Além deste artigo, um outro veio dar um reforço à ideia da necessidade de se proceder a divisão ao nível dos monumentos [2.6]: “à data de publicação desta Lei consideram-se

como regular e legitimamente classificados os monumentos que o tenham sido por decretos anteriores, organizando-se duas listas: uma para os monumentos nacionais; outra para os imóveis de interesse público, histórico, artístico ou turístico, a que se refere o artigo 115º.”

Contudo esta nova classe de classificação foi simplesmente aplicável apenas à Arqueologia [2.6]: “Os monumentos nacionais serão inscritos em cadastro geral, de

modelo superiormente estabelecido, classificados por épocas arqueológicas ou períodos históricos e distribuídos por distritos e concelhos...”

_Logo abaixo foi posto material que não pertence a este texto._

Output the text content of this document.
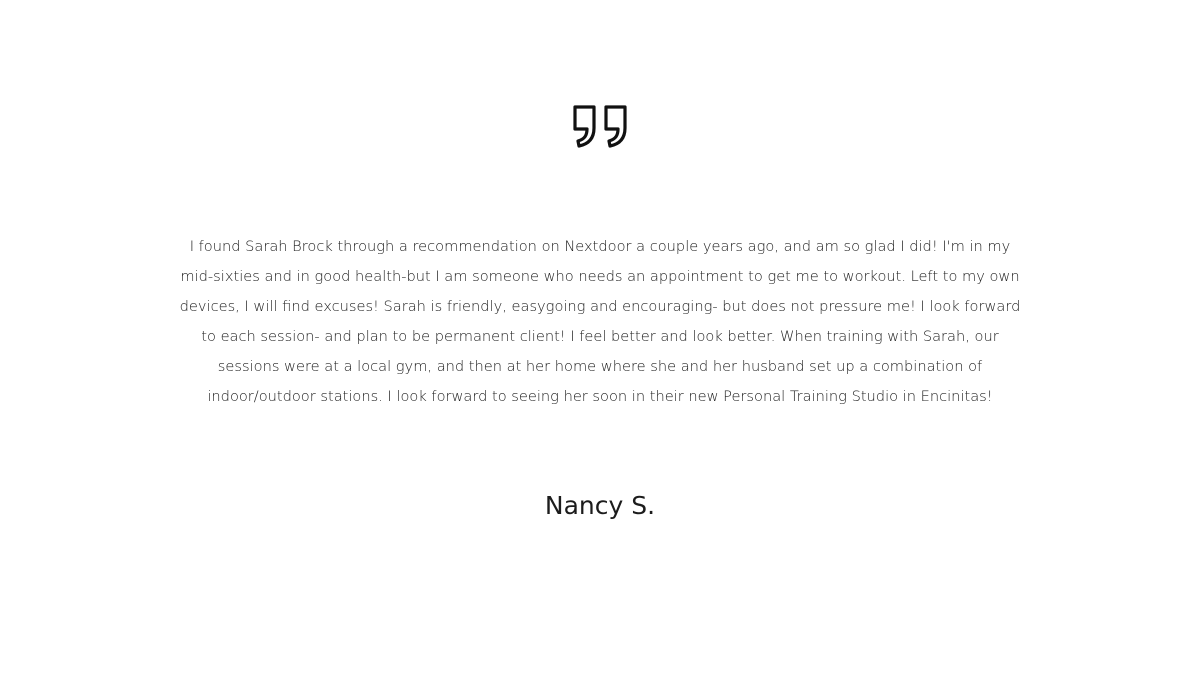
I found Sarah Brock through a recommendation on Nextdoor a couple years ago, and am so glad I did! I'm in my mid-sixties and in good health-but I am someone who needs an appointment to get me to workout. Left to my own devices, I will find excuses! Sarah is friendly, easygoing and encouraging- but does not pressure me! I look forward to each session- and plan to be permanent client! I feel better and look better. When training with Sarah, our sessions were at a local gym, and then at her home where she and her husband set up a combination of indoor/outdoor stations. I look forward to seeing her soon in their new Personal Training Studio in Encinitas!

Nancy S.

Esta evolução dos conceitos dá-nos a ideia intermédia da cada vez maior necessidade da abrangência de classificação como “Imóvel de Interesse Público” para outros imóveis não merecedores do título “monumento nacional”.

No Decreto n.º 15216 de 14 de Março de 1928 tornou-se o mesmo conceito prática comum para todos os imóveis [2.7]: “Propor superiormente a classificação de

“Monumentos Nacionais” ou de “Imóvel de Interesse Público”.

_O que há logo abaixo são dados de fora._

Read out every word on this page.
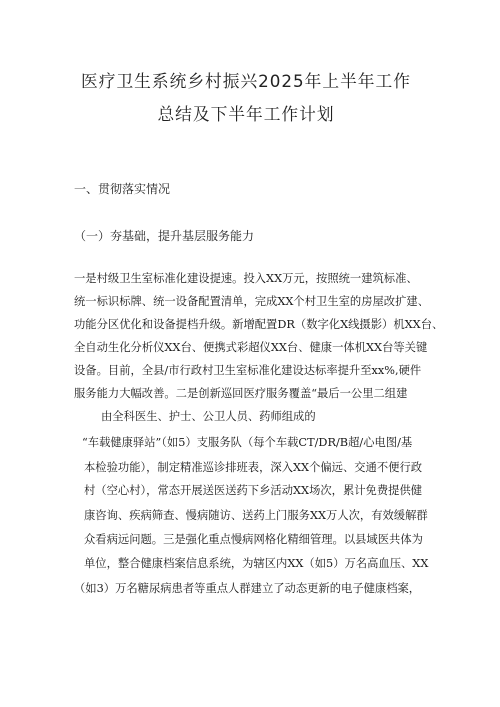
医疗卫生系统乡村振兴2025年上半年工作
总结及下半年工作计划
一、贯彻落实情况
（一）夯基础，提升基层服务能力
一是村级卫生室标准化建设提速。投入XX万元，按照统一建筑标准、
统一标识标牌、统一设备配置清单，完成XX个村卫生室的房屋改扩建、
功能分区优化和设备提档升级。新增配置DR（数字化X线摄影）机XX台、
全自动生化分析仪XX台、便携式彩超仪XX台、健康一体机XX台等关键
设备。目前，全县/市行政村卫生室标准化建设达标率提升至xx%,硬件
服务能力大幅改善。二是创新巡回医疗服务覆盖“最后一公里二组建
由全科医生、护士、公卫人员、药师组成的
“车载健康驿站”（如5）支服务队（每个车载CT/DR/B超/心电图/基
本检验功能），制定精准巡诊排班表，深入XX个偏远、交通不便行政
村（空心村），常态开展送医送药下乡活动XX场次，累计免费提供健
康咨询、疾病筛查、慢病随访、送药上门服务XX万人次，有效缓解群
众看病远问题。三是强化重点慢病网格化精细管理。以县域医共体为
单位，整合健康档案信息系统，为辖区内XX（如5）万名高血压、XX
（如3）万名糖尿病患者等重点人群建立了动态更新的电子健康档案，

A consciência de se estarem a perder pelourinhos e toda a história relativa a estes, foi decretado no Decreto n.º 23122 de 11 de Outubro de 1933, com a classificação dos mesmos como Imóveis de Interesse Público.

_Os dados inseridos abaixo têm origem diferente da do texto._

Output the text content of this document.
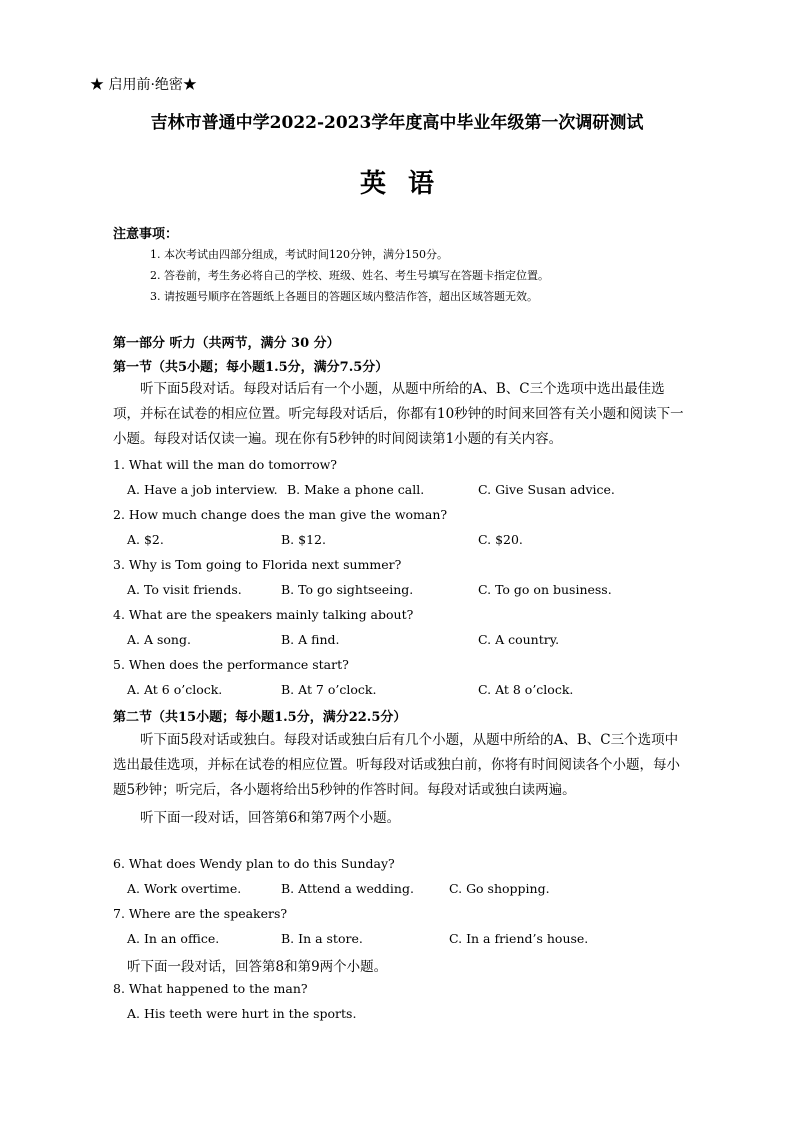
★ 启用前·绝密★
吉林市普通中学2022-2023学年度高中毕业年级第一次调研测试
英语
注意事项：
1. 本次考试由四部分组成，考试时间120分钟，满分150分。
2. 答卷前，考生务必将自己的学校、班级、姓名、考生号填写在答题卡指定位置。
3. 请按题号顺序在答题纸上各题目的答题区域内整洁作答，超出区域答题无效。
第一部分 听力（共两节，满分 30 分）
第一节（共5小题；每小题1.5分，满分7.5分）
听下面5段对话。每段对话后有一个小题，从题中所给的A、B、C三个选项中选出最佳选项，并标在试卷的相应位置。听完每段对话后，你都有10秒钟的时间来回答有关小题和阅读下一小题。每段对话仅读一遍。现在你有5秒钟的时间阅读第1小题的有关内容。
1. What will the man do tomorrow?
A. Have a job interview. B. Make a phone call.	C. Give Susan advice.
2. How much change does the man give the woman?
A. $2.	B. $12.	C. $20.
3. Why is Tom going to Florida next summer?
A. To visit friends.	B. To go sightseeing.	C. To go on business.
4. What are the speakers mainly talking about?
A. A song.	B. A find.	C. A country.
5. When does the performance start?
A. At 6 o’clock.	B. At 7 o’clock.	C. At 8 o’clock.
第二节（共15小题；每小题1.5分，满分22.5分）
听下面5段对话或独白。每段对话或独白后有几个小题，从题中所给的A、B、C三个选项中选出最佳选项，并标在试卷的相应位置。听每段对话或独白前，你将有时间阅读各个小题，每小题5秒钟；听完后，各小题将给出5秒钟的作答时间。每段对话或独白读两遍。
听下面一段对话，回答第6和第7两个小题。
6. What does Wendy plan to do this Sunday?
A. Work overtime.	B. Attend a wedding.	C. Go shopping.
7. Where are the speakers?
A. In an office.	B. In a store.	C. In a friend’s house.
听下面一段对话，回答第8和第9两个小题。
8. What happened to the man?
A. His teeth were hurt in the sports.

A necessidade de distinguir de forma institucional certas dúvidas entre cultura e ensino, foi classificada no Decreto-Lei n.º 26957 de 28 de Agosto de 1936, com referência aos valores paisagístico, étnico, arqueológico, arquitectónico de Portugal, bem como as mesmas contribuírem para o cadastro, inventário e classificação.

Posteriormente assistiu-se de forma implícita às ligações urbanístico - arquitectónicas e arquitectura popular com o meio ambiente, através da Lei n.º 2032 de 11 de Junho de 1949, nomeadamente na Base I [2.8]: “As câmaras municipais devem promover a classificação,

elementos ou conjuntos de valor arqueológico, histórico, artístico ou paisagístico existentes nos seus concelhos. Se as entidades competentes os não classificarem como tais, poderão as câmaras promover, junto das mesmas entidades, a sua classificação como valores concelhios.”

Com esta Lei foi estabelecido um novo valor de interesse para a classificação de imóveis, o valor concelhio ou interesse municipal.

Alguns anos mais tarde foi publicado o Decreto-Lei n.º 13/85 de 6 de Julho, conhecida como “1º código, A Lei do Património Cultural Português”, que deu continuidade aos critérios anteriormente estabelecidos, bem como ao seu enquadramento jurídico. Este Decreto foi revogado, pelo Decreto-Lei n.º 107/2001 de 8 de Setembro, contendo este as bases da política e do regime de protecção e valorização do património cultural. Este decreto recente mantém a vertente da salvaguarda, protecção e valorização, bem como toda uma influência dos contextos internacionais de recomendações e convenções, sobre salvaguarda, protecção e valorização.